Nearly 15 million girls, including many in the U.S., are forced into marriage each year. Each of these girls has a price tag—and a story. Sonita Alizada was almost sold twice. Her price tag was $9,000. The money her family received for selling her would pay for her brother’s wife.

The first time Sonita was put up for sale, she was 10 years old and she thought that she was participating in a dress-up game. She quickly realized that, in her culture, a wedding is a kind of funeral for the bride. Sonita says, “It represents the loss of a future. The loss of a voice.” After the marriage fell through, she was placed on sale again. She was expected to form a family, sleep with a man she never met, and then repeat the terrible cycle with her own children. But Sonita wanted more.

In Sonita, the Afghan rap artist and activist shares the story of how she fled Afghanistan to pursue her dreams and evolved into a woman who is changing the world. She shares incredible highs, like winning the song writing contest that gave her the opportunity of a lifetime, and unimaginable lows, like when the cruel Taliban regained control of Afghanistan, and how some of her family escaped, and how some were left behind.
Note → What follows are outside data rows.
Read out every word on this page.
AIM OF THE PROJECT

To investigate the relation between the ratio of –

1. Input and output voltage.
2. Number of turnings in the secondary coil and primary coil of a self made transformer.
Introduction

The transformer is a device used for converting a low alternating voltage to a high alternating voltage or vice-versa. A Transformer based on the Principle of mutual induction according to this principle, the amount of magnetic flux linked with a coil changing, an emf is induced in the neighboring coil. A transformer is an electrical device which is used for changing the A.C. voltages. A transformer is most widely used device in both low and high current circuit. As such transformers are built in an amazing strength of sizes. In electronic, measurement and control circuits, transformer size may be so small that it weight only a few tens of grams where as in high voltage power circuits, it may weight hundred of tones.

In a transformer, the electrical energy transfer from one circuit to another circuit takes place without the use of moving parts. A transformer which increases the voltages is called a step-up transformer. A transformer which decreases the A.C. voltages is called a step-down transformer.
Sonita teaches us to hold onto hope. You were chosen to be part of this world and your dreams have power, too. You can be a difference maker. This book is more than Sonita's story. It is a love letter for anyone who has ever dreamed of more and held onto hope that their story would be different than the ones that came before them.

About the author

Sonita Alizada is an Afghan rapper and activist who escaped child marriage in 2015, when her viral music video, “Daughters for Sale,” helped her secure a scholarship to study in the United States. Through her music and advocacy work, Sonita has campaigned for women’s rights and against child marriage, partnering with organizations like the Malala Fund, Global Partnership for Education, and Girls Not Brides. She has received the U.S. Secretary of State’s International Women of Courage Award, the MTV Europe Music Generation Change Award, and was included in BBC's 100 Women in 2015. Sonita, who learned English upon coming to the U.S., graduated from Bard College in 2023; she is currently pursuing a master’s degree at Oxford University as a Rhodes Scholar.